看着手机上的‘通话已结束’的画面,惜墨的心,快要跳出嗓子眼。
是爷爷……
他要见她。
这一天,终于还是到来了。
惜墨心中慌乱不已,她害怕见到爷爷,怕被责怪,怕看到他眼里浓烈的失望和鄙夷。
可是,老爷子从来都是说一不二,她躲得了初一也躲不过十五,徒给老爷子留下一个更加不好的印象。
惜墨想到如今自己和顾烬言住在一起的事情,再想到前段时间顾烬言受的委屈,狠狠地掐了一下自己的掌心,理智和感性最终战胜恐惧。
逃避从来不是解决问题的办法,何况电话里的保镖叫得如此泾渭分明,一声“岑小姐”已经说明很多。
她不是顾惜墨,是岑惜墨。
惜墨整理一下手绘板上的黑线,保存过后,拿起自己的包包,深深地呼了一口气,下楼。
出了写字楼,惜墨一眼就看到了停在路边的属于老爷子的座驾。
她分明感觉到自己的心脏好像要从胸腔里跳出来,但脚下的步伐愈发坚定,保镖打开车门,她弯腰进入。
惜墨一眼就看到了顾老爷子,岁月对他并不仁慈,头发花白,脸上布满皱纹。
但那双眼睛,依旧矍铄,似是能够穿透人心。
她却是不慌不乱地坐了下来,和老爷子打了声招呼:“爷……顾老先生,好久不见。

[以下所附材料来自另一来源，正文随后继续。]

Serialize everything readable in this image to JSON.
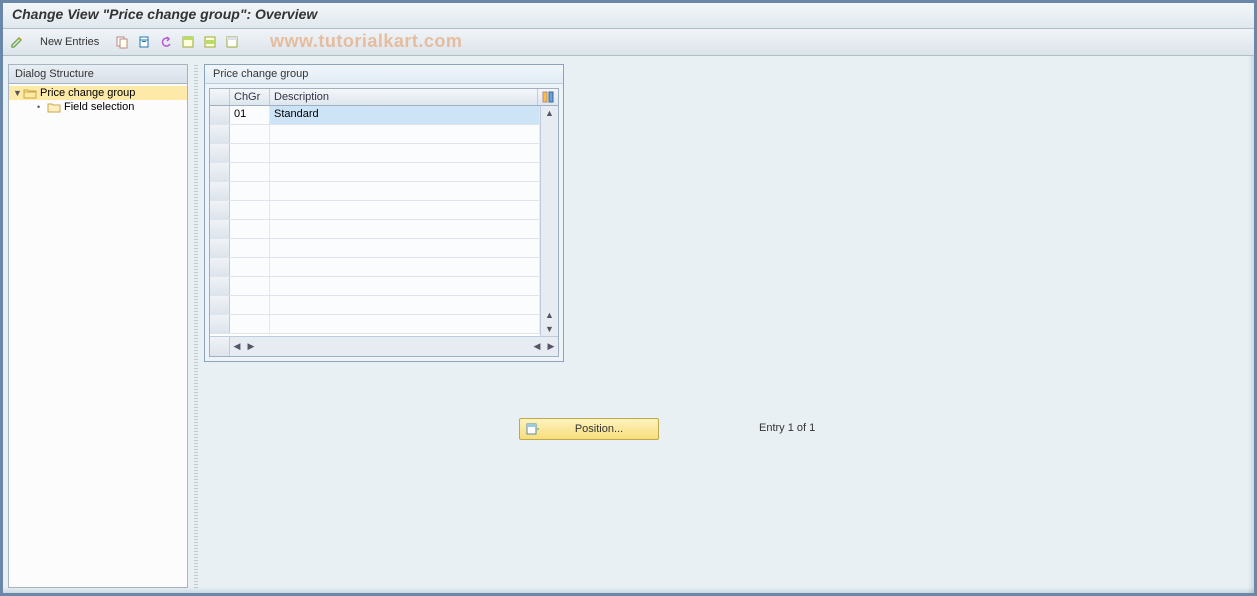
{
  "title": "Change View \"Price change group\": Overview",
  "watermark": "www.tutorialkart.com",
  "toolbar": {
    "new_entries_label": "New Entries"
  },
  "sidebar": {
    "header": "Dialog Structure",
    "items": [
      {
        "label": "Price change group",
        "selected": true
      },
      {
        "label": "Field selection",
        "selected": false
      }
    ]
  },
  "panel": {
    "title": "Price change group",
    "columns": [
      {
        "key": "chgr",
        "label": "ChGr"
      },
      {
        "key": "desc",
        "label": "Description"
      }
    ],
    "rows": [
      {
        "chgr": "01",
        "desc": "Standard"
      }
    ],
    "empty_row_count": 11
  },
  "position_button_label": "Position...",
  "entry_status": "Entry 1 of 1"
}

”
在惜墨上车后,顾老爷子发现,惜墨真的如顾煜臣说的那样,变了很多,但这种改变,他却觉得是越来越好,越来越自信稳重,并没能看出顾煜臣所说的那种阴暗面。
他心里打了个转,听见惜墨不失尊重又礼貌的称呼时,张了张嘴,最终道出口的却是:“说吧,你到底想怎么样?”
不仅是惜墨,就是老爷子自己都愣了一下,但话已经说出口了,断然没有收回来的道理。
他索性继续道:“当初我虽然对你狠心,将你赶出家门,可是我转让了价值两个亿的固定资产给你,也足以让你一辈子衣食无忧了。”
说起当初的事情,顾老爷子的脸色也有点不好,语气也重了几分:“为什么非要回来,把烬言置于这种进退两难的境地?”
“如果不是因为你,烬言也不会和我这个爷爷作对,我们爷孙俩也不至于因此反目。”